La música que llegó en la alforja de los recuerdos de los ambiciosos españoles y que evocaba el terruño, la provincia y sus tradiciones, y que fue interpretada nostálgicamente para las primeras generaciones criollas, fue cediendo el paso a géneros nacientes y crecientes en la medida del dominio del mestizaje. Así, ya para fines del siglo XVIII, los sonecitos de la tierra, constituían el germen de un género que fue apropiadamente tomando su lugar como la música tradicional mexicana, el son, con sus variantes en el mosaico geográfico, desde el norte hasta el sur y desde el litoral del Pacífico hasta el del Atlántico, del México independiente del siglo XIX.

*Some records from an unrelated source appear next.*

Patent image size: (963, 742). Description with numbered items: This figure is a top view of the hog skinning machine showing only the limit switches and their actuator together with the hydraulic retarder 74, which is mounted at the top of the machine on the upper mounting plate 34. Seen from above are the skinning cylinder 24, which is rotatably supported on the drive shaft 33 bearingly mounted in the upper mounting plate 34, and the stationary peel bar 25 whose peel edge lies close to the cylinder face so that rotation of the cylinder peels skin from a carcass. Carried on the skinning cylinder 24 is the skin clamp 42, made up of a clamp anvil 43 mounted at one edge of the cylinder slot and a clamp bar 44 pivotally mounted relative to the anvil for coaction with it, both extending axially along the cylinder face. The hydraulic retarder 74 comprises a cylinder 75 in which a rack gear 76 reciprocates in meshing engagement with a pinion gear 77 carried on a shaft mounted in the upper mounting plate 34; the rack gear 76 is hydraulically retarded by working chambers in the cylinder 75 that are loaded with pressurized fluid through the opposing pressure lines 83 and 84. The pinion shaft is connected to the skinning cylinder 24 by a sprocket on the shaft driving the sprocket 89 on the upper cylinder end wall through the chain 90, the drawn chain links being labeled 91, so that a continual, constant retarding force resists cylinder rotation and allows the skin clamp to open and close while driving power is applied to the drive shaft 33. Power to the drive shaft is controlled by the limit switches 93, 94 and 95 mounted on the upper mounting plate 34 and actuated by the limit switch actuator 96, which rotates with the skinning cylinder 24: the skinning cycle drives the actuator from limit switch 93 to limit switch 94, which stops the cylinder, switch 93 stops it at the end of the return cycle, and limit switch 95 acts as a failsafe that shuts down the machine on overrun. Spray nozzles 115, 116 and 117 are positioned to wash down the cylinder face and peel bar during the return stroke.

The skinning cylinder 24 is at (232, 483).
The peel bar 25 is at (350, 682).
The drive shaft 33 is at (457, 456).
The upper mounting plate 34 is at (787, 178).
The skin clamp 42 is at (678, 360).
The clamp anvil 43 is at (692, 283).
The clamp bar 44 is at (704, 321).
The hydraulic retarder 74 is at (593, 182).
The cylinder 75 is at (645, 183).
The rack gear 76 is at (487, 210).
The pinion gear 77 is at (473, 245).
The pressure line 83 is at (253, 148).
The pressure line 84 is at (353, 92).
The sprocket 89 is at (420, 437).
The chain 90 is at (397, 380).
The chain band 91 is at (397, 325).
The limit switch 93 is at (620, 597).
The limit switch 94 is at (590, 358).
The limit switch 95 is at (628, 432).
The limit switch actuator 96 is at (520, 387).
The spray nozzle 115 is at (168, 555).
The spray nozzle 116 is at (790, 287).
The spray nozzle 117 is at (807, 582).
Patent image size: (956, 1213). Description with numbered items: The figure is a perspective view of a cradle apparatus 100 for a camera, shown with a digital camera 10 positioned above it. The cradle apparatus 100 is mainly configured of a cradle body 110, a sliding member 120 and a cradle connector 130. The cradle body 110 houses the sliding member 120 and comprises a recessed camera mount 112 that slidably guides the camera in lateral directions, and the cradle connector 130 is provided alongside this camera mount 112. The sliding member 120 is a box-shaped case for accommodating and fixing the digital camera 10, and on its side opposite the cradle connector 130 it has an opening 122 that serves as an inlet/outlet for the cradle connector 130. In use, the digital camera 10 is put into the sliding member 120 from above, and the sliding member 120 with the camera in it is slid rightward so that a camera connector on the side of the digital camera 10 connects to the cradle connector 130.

Precisamente del son jalisciense, particularmente abajeño, tuvo su origen la música del mariachi, inicialmente con las características del son, siempre interpretado en grupo, con todos los integrantes tocando un instrumento: guitarras, guitarrón, arpa, violines, y asimismo cantando las letras de las canciones, entonando temas de paisajes campiranos, amorosos, costumbristas, históricos, míticos y hasta políticos. Para fines del siglo XIX, los sones constituían la música que acompañaba las celebraciones festivas importantes de las pequeñas poblaciones urbanas y rurales del país, llamando la atención al grado de que el mismo presidente Porfirio Díaz solicitó la presencia de un grupo de mariachis, con todo y bailarines de jarabe, para amenizar una celebración diplomática oficial en 1901, lo que constituyó un factor para que en 1903, el mariachi de Concho Andrade grabara en Chicago el primer material discográfico de este género.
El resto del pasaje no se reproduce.